One of my clients has been reporting an intermittent issue with the deployment of new releases of their game server. This runs as a Windows service on many, many, cloud machines and, just sometimes, the service seems to have issues during start up after upgrading the code on a machine that it has otherwise been running fine on.

I’ve been adding debug code to our service start up code to try and work out what’s going on and today we had our first hit. The first call to SetServiceStatus() failed and we really don’t expect that and so the service shut down.

SetServiceStatus() never fails. Well, in 23 years’ I’ve never seen it fail and never had a client complain that it’s failed. The function returns a BOOL, so it can fail, and my code checks, and reports any failures, but, well, this has never happened. The failures that the docs suggest are possible are ERROR_INVALID_DATA, if we pass it something incorrect and ERROR_INVALID_HANDLE if the handle we use is wrong. Up until recently neither of those things were likely to be possible.

I looked through the docs again today, desperately clutching at straws, and noticed something that looks new, or at least new to me.

Do not register to accept controls while the status is SERVICE_START_PENDING or the service can crash.

After initialization is completed, accept the SERVICE_CONTROL_STOP code.

And looking at the example service main code it clearly shows that when the service is in SERVICE_START_PENDING state they zero out the dwControlsAccepted field.

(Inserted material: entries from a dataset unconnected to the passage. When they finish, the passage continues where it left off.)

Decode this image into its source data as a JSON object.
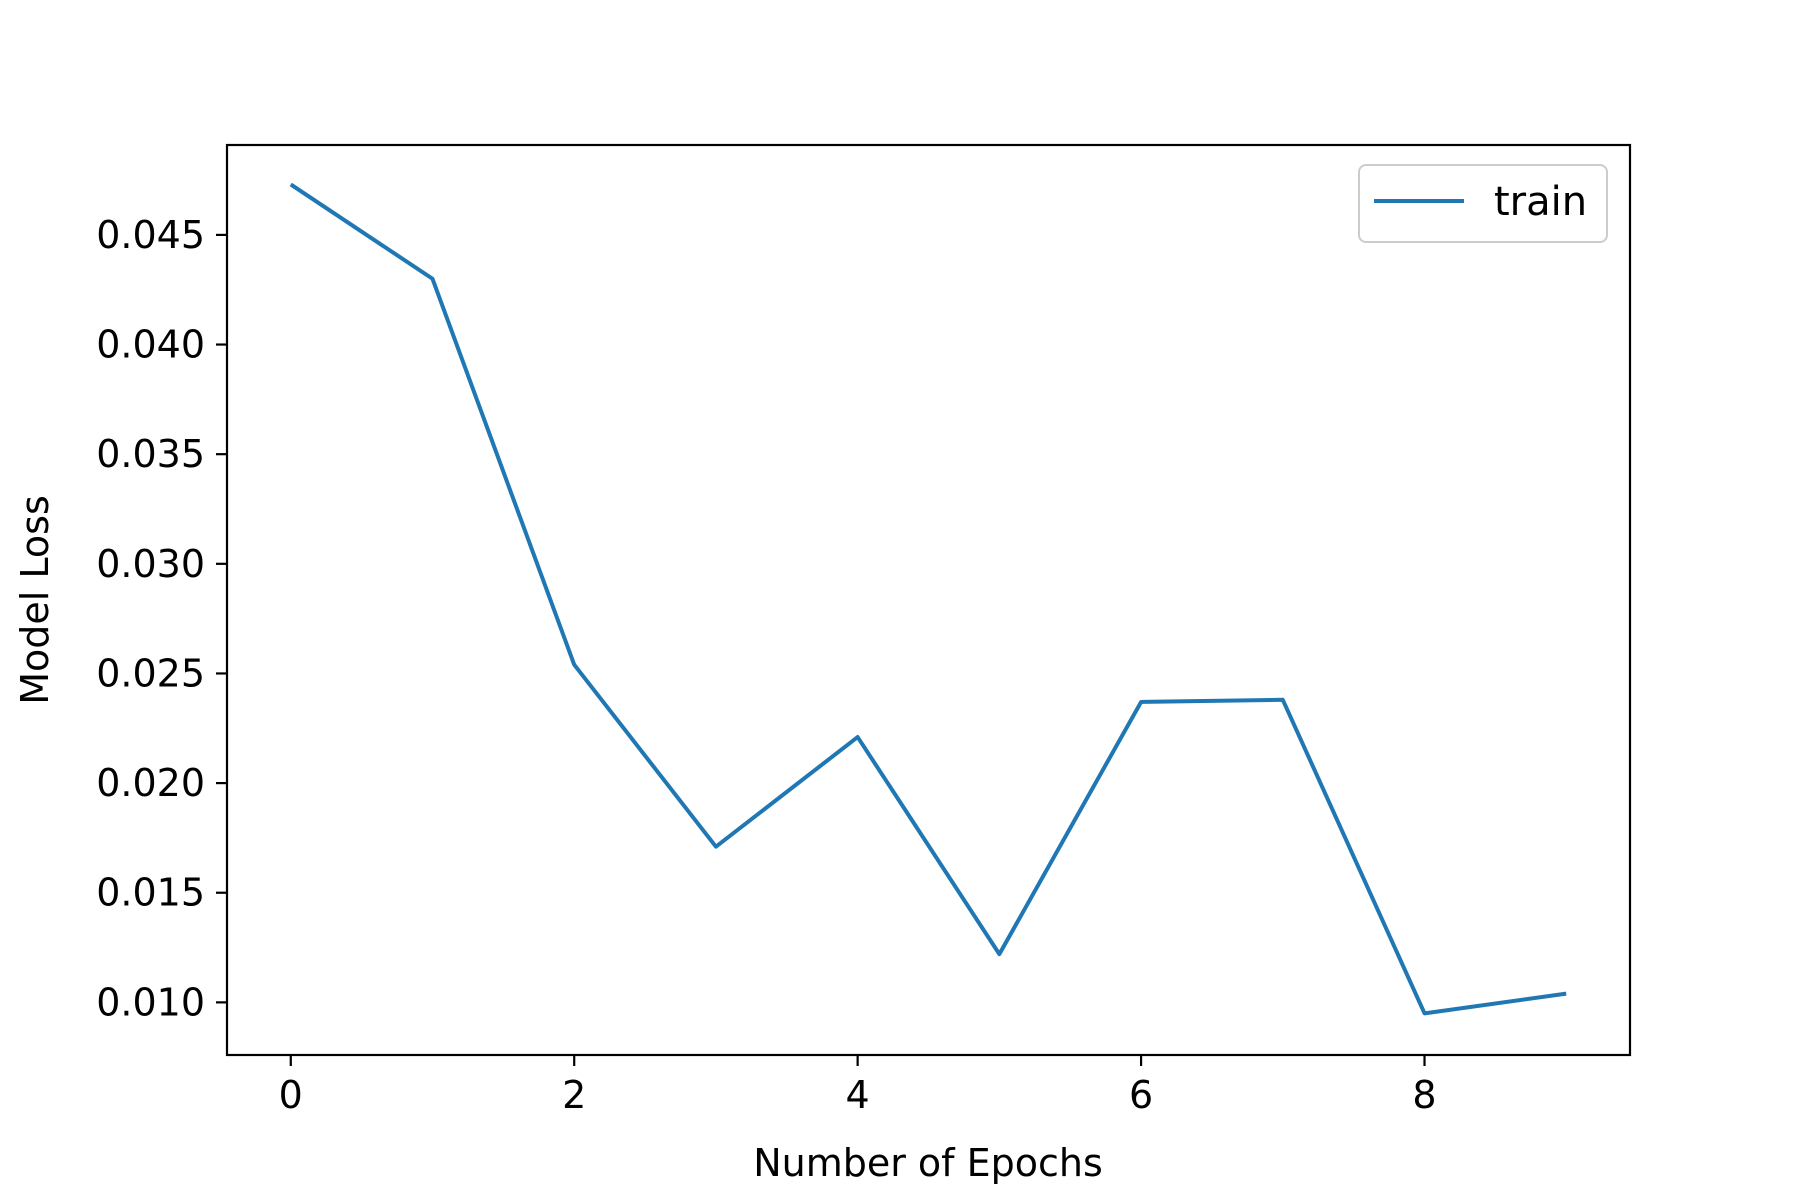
{
  "chart_data": {
    "type": "line",
    "title": "",
    "xlabel": "Number of Epochs",
    "ylabel": "Model Loss",
    "xlim": [
      -0.45,
      9.45
    ],
    "ylim": [
      0.0076,
      0.0491
    ],
    "xticks": [
      0,
      2,
      4,
      6,
      8
    ],
    "xtick_labels": [
      "0",
      "2",
      "4",
      "6",
      "8"
    ],
    "yticks": [
      0.01,
      0.015,
      0.02,
      0.025,
      0.03,
      0.035,
      0.04,
      0.045
    ],
    "ytick_labels": [
      "0.010",
      "0.015",
      "0.020",
      "0.025",
      "0.030",
      "0.035",
      "0.040",
      "0.045"
    ],
    "grid": false,
    "legend_position": "top-right",
    "series": [
      {
        "name": "train",
        "color": "#1f77b4",
        "x": [
          0,
          1,
          2,
          3,
          4,
          5,
          6,
          7,
          8,
          9
        ],
        "y": [
          0.0473,
          0.043,
          0.0254,
          0.0171,
          0.0221,
          0.0122,
          0.0237,
          0.0238,
          0.0095,
          0.0104
        ]
      }
    ]
  }
}
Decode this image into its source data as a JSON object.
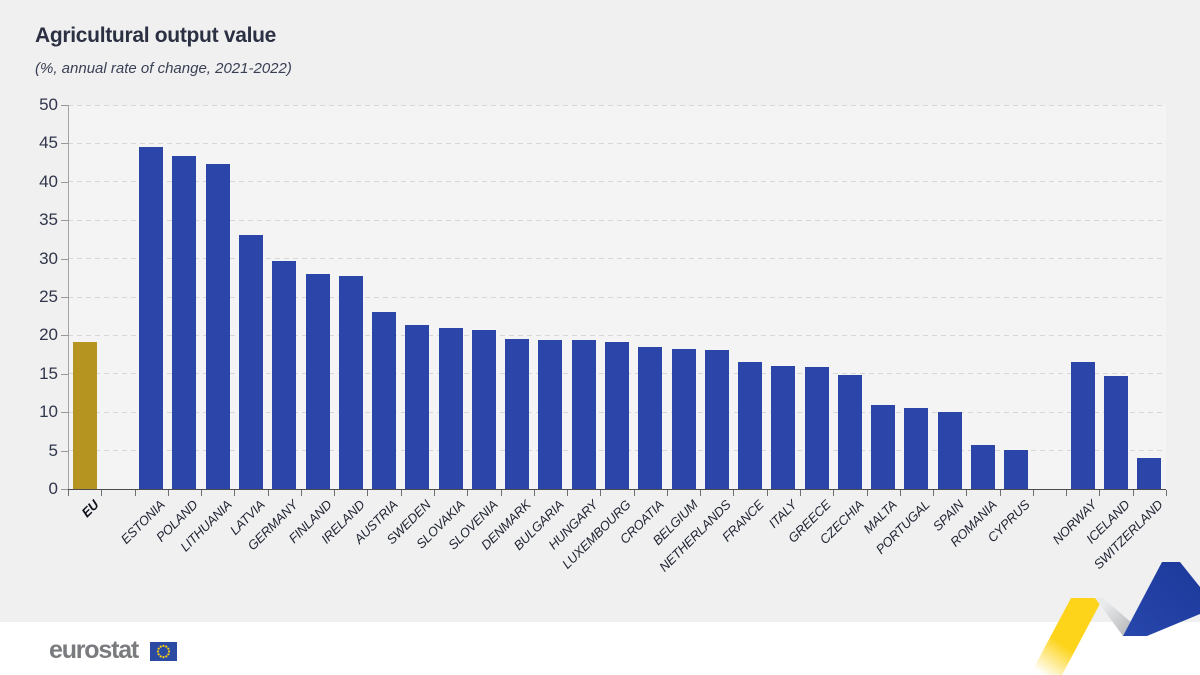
{
  "page": {
    "background": "#ffffff",
    "card_background": "#f0f0f1",
    "plot_background": "#f4f4f5"
  },
  "header": {
    "title": "Agricultural output value",
    "subtitle": "(%, annual rate of change, 2021-2022)"
  },
  "chart_data": {
    "type": "bar",
    "title": "Agricultural output value",
    "subtitle": "(%, annual rate of change, 2021-2022)",
    "xlabel": "",
    "ylabel": "",
    "ylim": [
      0,
      50
    ],
    "yticks": [
      0,
      5,
      10,
      15,
      20,
      25,
      30,
      35,
      40,
      45,
      50
    ],
    "grid": "horizontal-dashed",
    "legend": "none",
    "bar_colors": {
      "eu": "#b5941f",
      "default": "#2b46a8"
    },
    "bars": [
      {
        "label": "EU",
        "value": 19.2,
        "color": "eu",
        "bold": true
      },
      {
        "label": "ESTONIA",
        "value": 44.5,
        "gap_before": true
      },
      {
        "label": "POLAND",
        "value": 43.3
      },
      {
        "label": "LITHUANIA",
        "value": 42.3
      },
      {
        "label": "LATVIA",
        "value": 33.1
      },
      {
        "label": "GERMANY",
        "value": 29.7
      },
      {
        "label": "FINLAND",
        "value": 28.0
      },
      {
        "label": "IRELAND",
        "value": 27.7
      },
      {
        "label": "AUSTRIA",
        "value": 23.0
      },
      {
        "label": "SWEDEN",
        "value": 21.4
      },
      {
        "label": "SLOVAKIA",
        "value": 20.9
      },
      {
        "label": "SLOVENIA",
        "value": 20.7
      },
      {
        "label": "DENMARK",
        "value": 19.5
      },
      {
        "label": "BULGARIA",
        "value": 19.4
      },
      {
        "label": "HUNGARY",
        "value": 19.4
      },
      {
        "label": "LUXEMBOURG",
        "value": 19.2
      },
      {
        "label": "CROATIA",
        "value": 18.5
      },
      {
        "label": "BELGIUM",
        "value": 18.2
      },
      {
        "label": "NETHERLANDS",
        "value": 18.1
      },
      {
        "label": "FRANCE",
        "value": 16.5
      },
      {
        "label": "ITALY",
        "value": 16.0
      },
      {
        "label": "GREECE",
        "value": 15.9
      },
      {
        "label": "CZECHIA",
        "value": 14.8
      },
      {
        "label": "MALTA",
        "value": 10.9
      },
      {
        "label": "PORTUGAL",
        "value": 10.5
      },
      {
        "label": "SPAIN",
        "value": 10.0
      },
      {
        "label": "ROMANIA",
        "value": 5.7
      },
      {
        "label": "CYPRUS",
        "value": 5.1
      },
      {
        "label": "NORWAY",
        "value": 16.5,
        "gap_before": true
      },
      {
        "label": "ICELAND",
        "value": 14.7
      },
      {
        "label": "SWITZERLAND",
        "value": 4.1
      }
    ]
  },
  "footer": {
    "logo_text": "eurostat"
  },
  "decoration": {
    "ribbon_yellow": "#fdd41a",
    "ribbon_gray": "#a7a9ad",
    "ribbon_blue": "#2847ac",
    "ribbon_blue_dark": "#1d3a9c",
    "flag_blue": "#2b4aa2",
    "flag_star_yellow": "#f8d012"
  }
}
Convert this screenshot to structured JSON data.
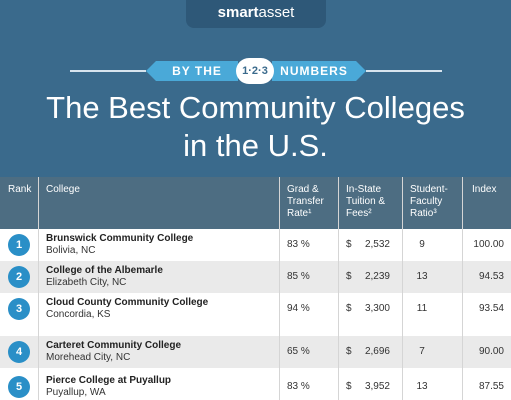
{
  "header": {
    "logo_bold": "smart",
    "logo_light": "asset",
    "banner_left": "BY THE",
    "banner_center": "1·2·3",
    "banner_right": "NUMBERS",
    "title_line1": "The Best Community Colleges",
    "title_line2": "in the U.S."
  },
  "colors": {
    "header_bg": "#3a6a8c",
    "banner": "#4aa9d8",
    "table_header_bg": "#4d6d82",
    "badge": "#2a8fc7",
    "row_alt": "#eaeaea"
  },
  "table": {
    "columns": {
      "rank": "Rank",
      "college": "College",
      "grad_1": "Grad &",
      "grad_2": "Transfer",
      "grad_3": "Rate¹",
      "tuition_1": "In-State",
      "tuition_2": "Tuition &",
      "tuition_3": "Fees²",
      "ratio_1": "Student-",
      "ratio_2": "Faculty",
      "ratio_3": "Ratio³",
      "index": "Index"
    },
    "rows": [
      {
        "rank": "1",
        "name": "Brunswick Community College",
        "location": "Bolivia, NC",
        "grad": "83 %",
        "dollar": "$",
        "tuition": "2,532",
        "ratio": "9",
        "index": "100.00"
      },
      {
        "rank": "2",
        "name": "College of the Albemarle",
        "location": "Elizabeth City, NC",
        "grad": "85 %",
        "dollar": "$",
        "tuition": "2,239",
        "ratio": "13",
        "index": "94.53"
      },
      {
        "rank": "3",
        "name": "Cloud County Community College",
        "location": "Concordia, KS",
        "grad": "94 %",
        "dollar": "$",
        "tuition": "3,300",
        "ratio": "11",
        "index": "93.54"
      },
      {
        "rank": "4",
        "name": "Carteret Community College",
        "location": "Morehead City, NC",
        "grad": "65 %",
        "dollar": "$",
        "tuition": "2,696",
        "ratio": "7",
        "index": "90.00"
      },
      {
        "rank": "5",
        "name": "Pierce College at Puyallup",
        "location": "Puyallup, WA",
        "grad": "83 %",
        "dollar": "$",
        "tuition": "3,952",
        "ratio": "13",
        "index": "87.55"
      }
    ]
  }
}
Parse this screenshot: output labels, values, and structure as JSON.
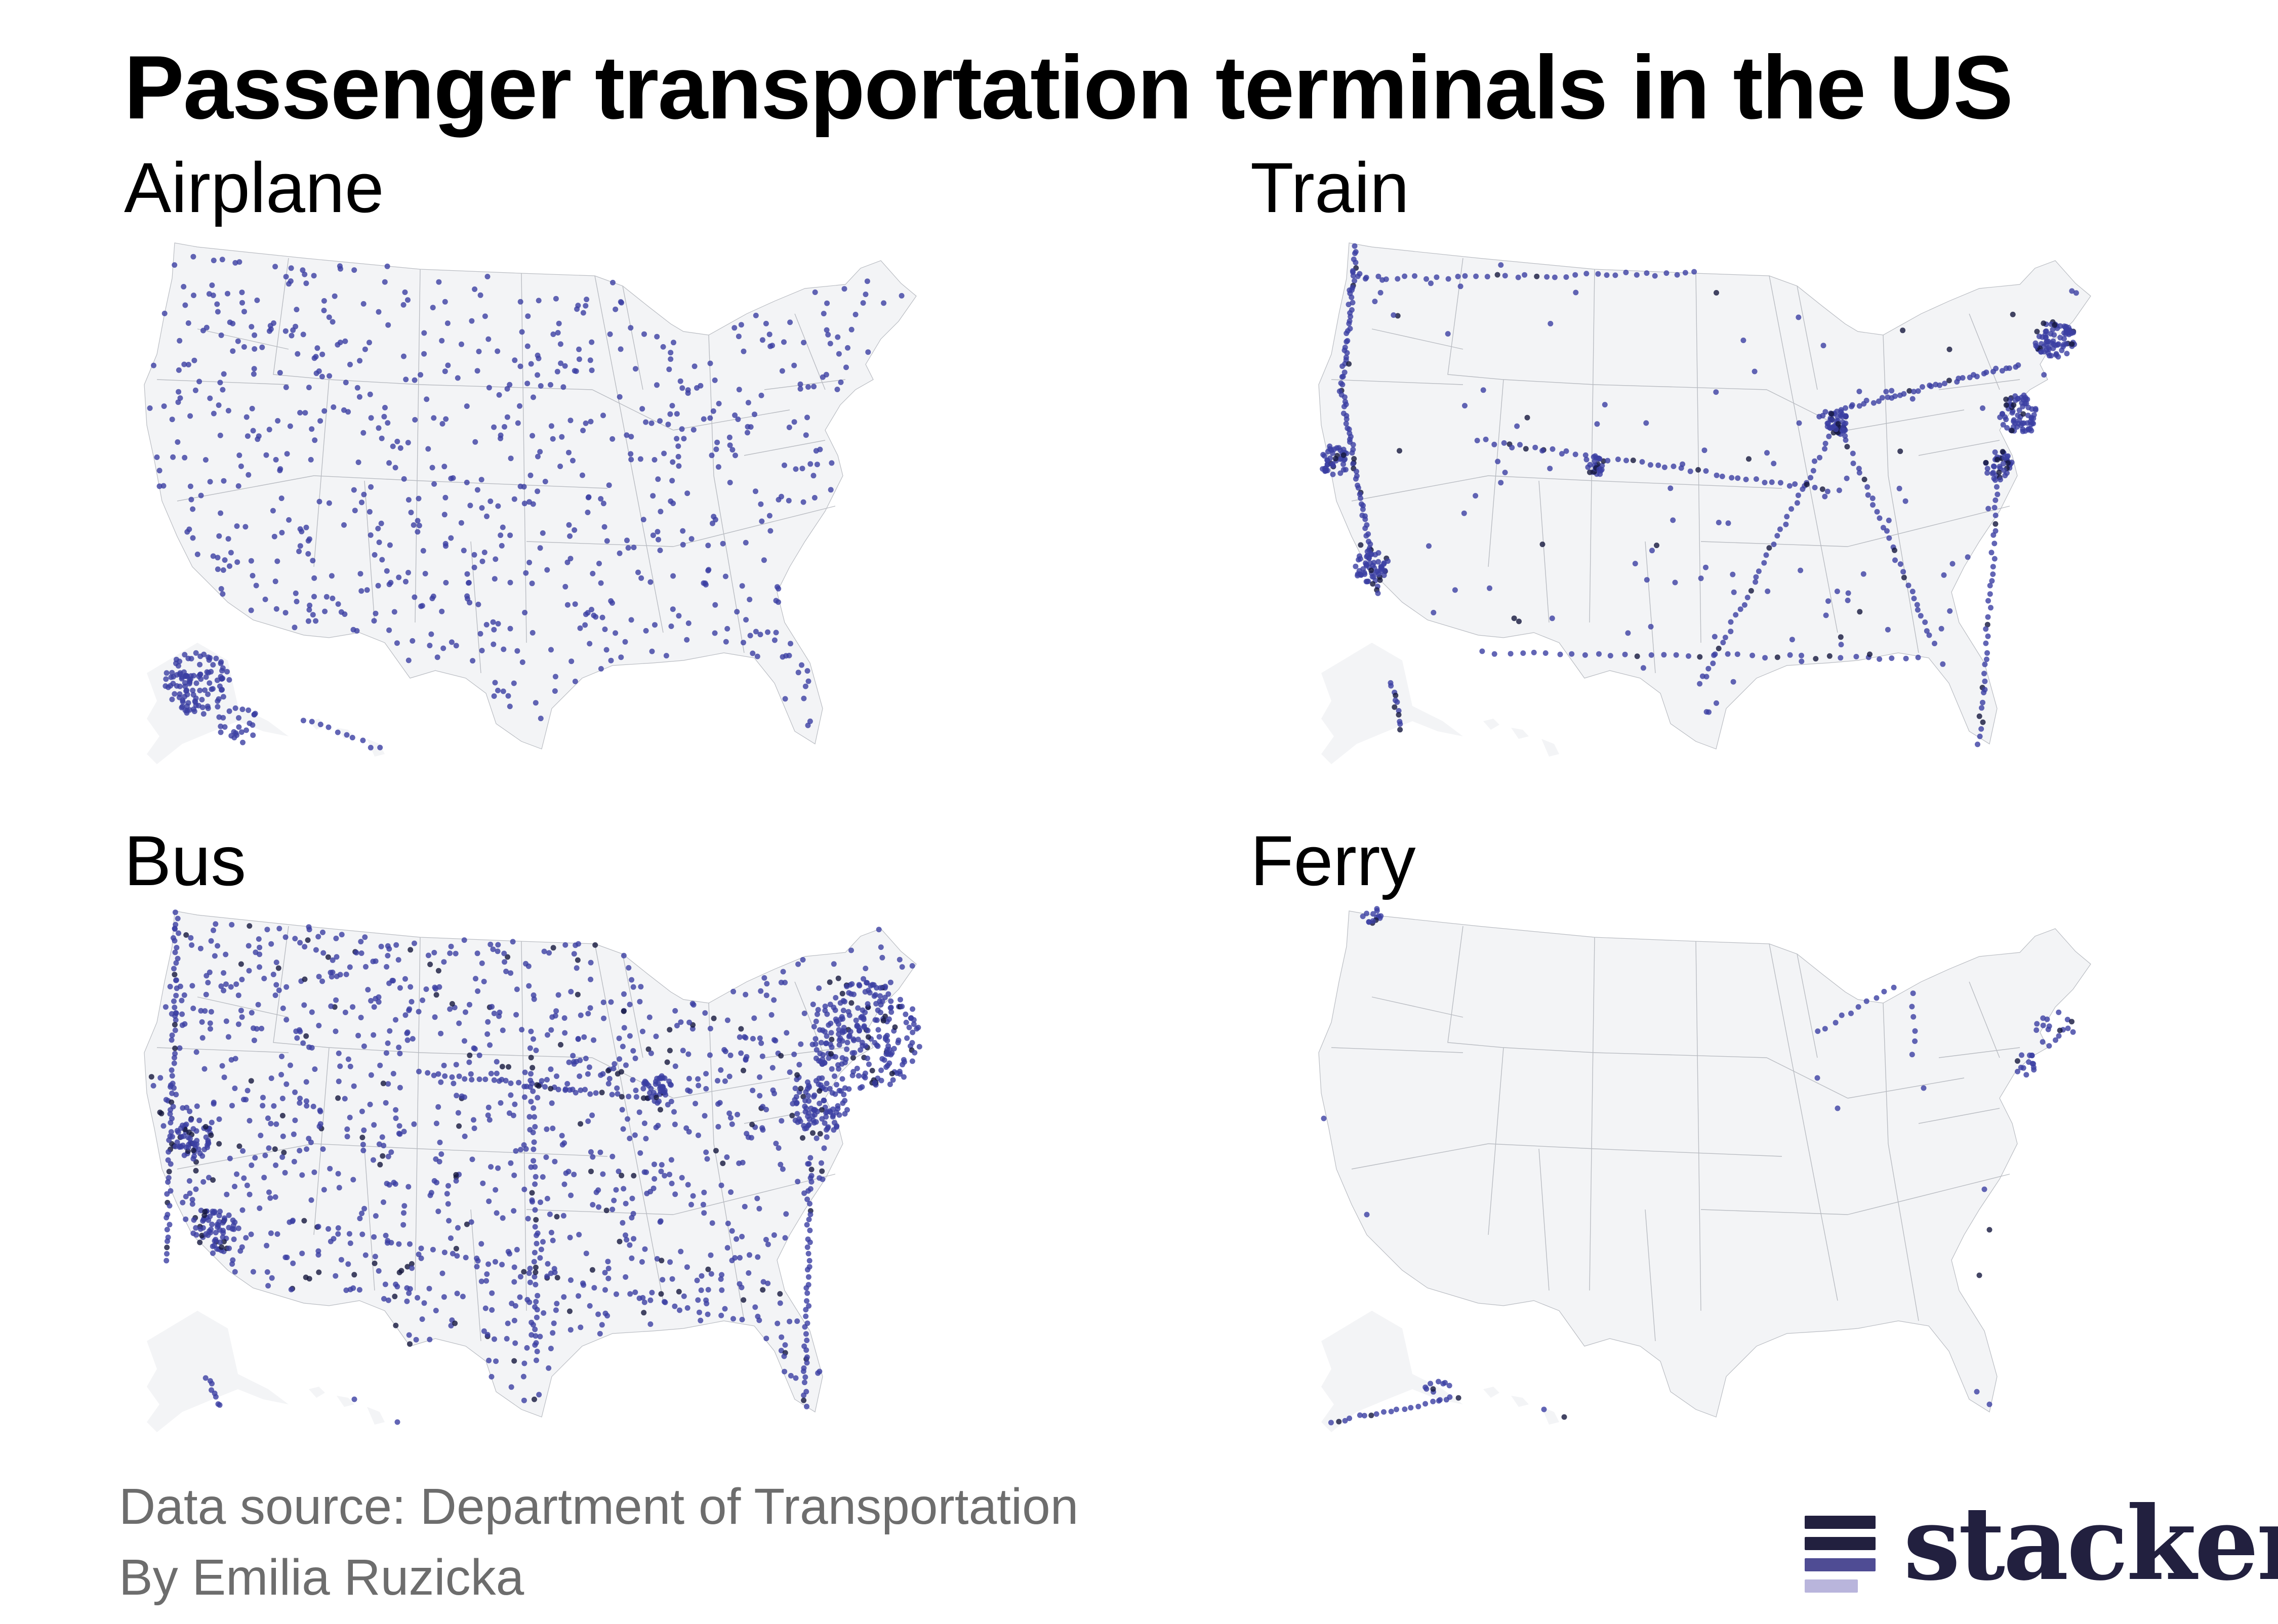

I was pretty sure the Richter code that I based mine from back in 2001 never mentioned this; but looking back at Programming Server Side Applications for Windows 2000 the code there doesn’t set the controls during service initialisation, so it looks like it’s a mistake I made. Anyway, it’s easy to fix up and so I’ve done that and this and other fixes to this code will be available in the new release of The Server Framework.

Having changed this the service started on the specific machine that the client was having problems with, but then failed as soon as it was running and the code set the controls to the value that we’d configured. The problem here turned out to be that, to aid debugging of the deployment issue, I’d enabled “all controls” so that the service would log everything that could have been affecting it. Unfortunately “everything” from the current Windows SDK includes control flags that the OS we’re running on doesn’t support.

I’m in the process of adding some code that checks for this kind of behaviour and prevents it but for now my client and I will need to wait for another chance to work out what’s actually going wrong… My guess is that it’s a race condition on their deployment scripts shutting down the old version of the service, removing it, installing the new one and starting that, coupled with a possibility that their service failure actions are causing the SCM to restart the ‘old’ instance of the service whilst the deployment scripts are changing things.